We Are One Body
This was the fourth week in our sermon series called A House United, where we have been journeying through Paul’s first letter to the Corinthians. In this letter to the Corinthian church, a church that had been wrecked by division, Paul builds a case for unity. Paul claims that we are the body and that Christ is the head of the church. The church belongs to Christ, and as members of the church, we renounce our rights when we become a part of the body. We are here to serve, not to be served. As the church, we are called to put the Great Commission of “making disciples of Jesus Christ” at the front and center continually. The unfortunate reality is that often we can be consumed by other things that detract us from our call to make disciples. Pastor Mike shared how he has heard a lot of complaints throughout 30 years in ministry- he’s heard complaints about events not being publicized well enough, sanctuaries being too hot or too cold, people messing something up in classrooms, people not getting their way- but in all of these years of ministry, he has never heard a concern about not having enough professions of faith and/or baptisms at a church. These kinds of complaints and divisions are signs that we have lost focused on the mission of the church to make disciples of Jesus Christ
This week we read 1 Corinthians 12:20-31. This chapter is all about spiritual gifts, which was a major point of division in the Corinthian church. Some people in the Corinthian church were telling others in the church that they weren’t really needed and that they did not fully belong. This isn’t just an issue in the Corinthian church though, for there are individuals and groups of people in our world that we tell that they don’t belong here. There are people in our church that we tell that they don’t belong here. Many of us, whether we would like to admit it or not, have told someone that because they don’t look like us, believe like us, or act like us that we don’t really need them, and they don’t belong. But Paul counters this negative core belief with the truth that all parts of the body are needed. He says that the eye can’t say to the hand “I don’t need you” and the head can’t say to the feet “I don’t need you.” All parts of the body are needed and all are essential for the body to be whole and functioning. While sometimes we think we don’t need others, God created us to be independent. We all need each other and are called to participate with each other to build up the body of Christ.

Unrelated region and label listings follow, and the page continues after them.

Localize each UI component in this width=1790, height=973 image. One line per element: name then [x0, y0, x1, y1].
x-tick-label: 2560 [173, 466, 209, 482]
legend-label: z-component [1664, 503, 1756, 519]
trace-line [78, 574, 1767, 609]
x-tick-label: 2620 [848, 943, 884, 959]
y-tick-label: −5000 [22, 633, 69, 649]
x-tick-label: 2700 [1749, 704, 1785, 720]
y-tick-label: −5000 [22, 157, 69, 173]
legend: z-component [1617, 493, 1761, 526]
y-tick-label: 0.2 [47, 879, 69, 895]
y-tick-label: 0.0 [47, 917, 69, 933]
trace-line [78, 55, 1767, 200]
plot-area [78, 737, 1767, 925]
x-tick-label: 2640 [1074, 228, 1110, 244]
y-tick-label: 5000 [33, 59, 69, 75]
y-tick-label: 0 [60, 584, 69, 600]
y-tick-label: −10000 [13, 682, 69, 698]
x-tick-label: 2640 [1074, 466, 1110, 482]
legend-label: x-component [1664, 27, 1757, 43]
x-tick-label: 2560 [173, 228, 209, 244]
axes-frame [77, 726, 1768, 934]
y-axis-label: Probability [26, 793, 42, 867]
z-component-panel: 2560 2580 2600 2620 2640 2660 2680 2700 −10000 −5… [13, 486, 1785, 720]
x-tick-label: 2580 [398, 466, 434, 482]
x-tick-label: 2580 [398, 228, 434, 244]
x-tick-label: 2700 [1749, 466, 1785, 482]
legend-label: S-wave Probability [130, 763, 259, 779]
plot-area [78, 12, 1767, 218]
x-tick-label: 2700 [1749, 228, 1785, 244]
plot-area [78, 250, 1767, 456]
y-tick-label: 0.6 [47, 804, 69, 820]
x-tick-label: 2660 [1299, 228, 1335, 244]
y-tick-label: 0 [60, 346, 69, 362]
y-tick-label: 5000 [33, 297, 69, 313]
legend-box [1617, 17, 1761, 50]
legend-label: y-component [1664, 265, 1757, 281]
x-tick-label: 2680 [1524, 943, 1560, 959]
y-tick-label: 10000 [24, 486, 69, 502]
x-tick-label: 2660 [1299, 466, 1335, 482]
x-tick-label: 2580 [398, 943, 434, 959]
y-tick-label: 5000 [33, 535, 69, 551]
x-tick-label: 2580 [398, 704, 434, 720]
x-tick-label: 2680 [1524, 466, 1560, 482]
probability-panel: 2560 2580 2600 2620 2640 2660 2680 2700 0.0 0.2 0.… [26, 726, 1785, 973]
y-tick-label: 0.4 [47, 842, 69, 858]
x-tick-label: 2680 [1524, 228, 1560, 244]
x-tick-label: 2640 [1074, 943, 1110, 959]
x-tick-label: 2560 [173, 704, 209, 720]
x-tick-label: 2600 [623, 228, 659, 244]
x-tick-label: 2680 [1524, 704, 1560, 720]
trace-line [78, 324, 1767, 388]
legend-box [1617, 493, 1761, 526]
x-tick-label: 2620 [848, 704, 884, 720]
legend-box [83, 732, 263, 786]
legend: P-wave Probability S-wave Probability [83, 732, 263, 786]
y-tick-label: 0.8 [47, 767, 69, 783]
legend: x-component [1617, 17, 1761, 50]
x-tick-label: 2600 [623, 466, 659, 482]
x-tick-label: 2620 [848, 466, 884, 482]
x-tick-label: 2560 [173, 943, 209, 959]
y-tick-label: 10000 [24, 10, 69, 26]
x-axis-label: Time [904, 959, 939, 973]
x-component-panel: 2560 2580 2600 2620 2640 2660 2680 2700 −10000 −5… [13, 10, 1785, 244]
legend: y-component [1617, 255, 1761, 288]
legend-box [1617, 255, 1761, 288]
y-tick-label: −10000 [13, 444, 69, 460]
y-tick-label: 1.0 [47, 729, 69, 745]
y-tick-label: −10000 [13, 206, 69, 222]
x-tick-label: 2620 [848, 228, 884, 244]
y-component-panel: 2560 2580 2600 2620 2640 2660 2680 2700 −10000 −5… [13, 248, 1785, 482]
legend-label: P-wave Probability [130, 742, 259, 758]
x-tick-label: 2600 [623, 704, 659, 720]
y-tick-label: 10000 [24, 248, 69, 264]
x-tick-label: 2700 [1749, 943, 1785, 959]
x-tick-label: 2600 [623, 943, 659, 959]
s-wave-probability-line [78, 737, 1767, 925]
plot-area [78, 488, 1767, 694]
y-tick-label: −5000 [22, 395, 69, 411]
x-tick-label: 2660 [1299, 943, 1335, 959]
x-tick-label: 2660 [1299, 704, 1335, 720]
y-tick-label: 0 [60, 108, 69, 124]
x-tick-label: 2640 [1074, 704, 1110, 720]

How do we overcome these prejudices we have about others sometimes, in thinking that they are not needed or don’t belong? In his book Blink, Malcolm Gladwell suggests that we overcome prejudice by not only making a commitment to equality, but by also spending time with the other person or group of people. Basically, it’s more than equality, it’s mutuality- the sharing of relationship. When we have relationships with others we grow to have a mutual concern for others, and when that happens, the body of Christ really starts functioning as God intended. This week we challenge you to do something kind for someone who has been told by society that they are not need or that they don’t fully belong. Building that bridge is a way for us to recognize our need for all parts of the body, and it’s one step closer towards unity.
Monday- 1 Corinthians 9:12-27
Tuesday- 1 Corinthians 10:1-13
Wednesday- 1 Corinthians 10:14-33
Thursday- 1 Corinthians 11:1-16
Friday- 1 Corinthians 11:17-34
Questions to Consider and/or Discuss:
1. Who are people that society has told that they do not belong? Who are people the church has told that they do not belong?
2. Why do you think Paul says that all parts of the body are needed?
3. How can you help our church fulfill our mission to “make disciples of Jesus Christ” this week?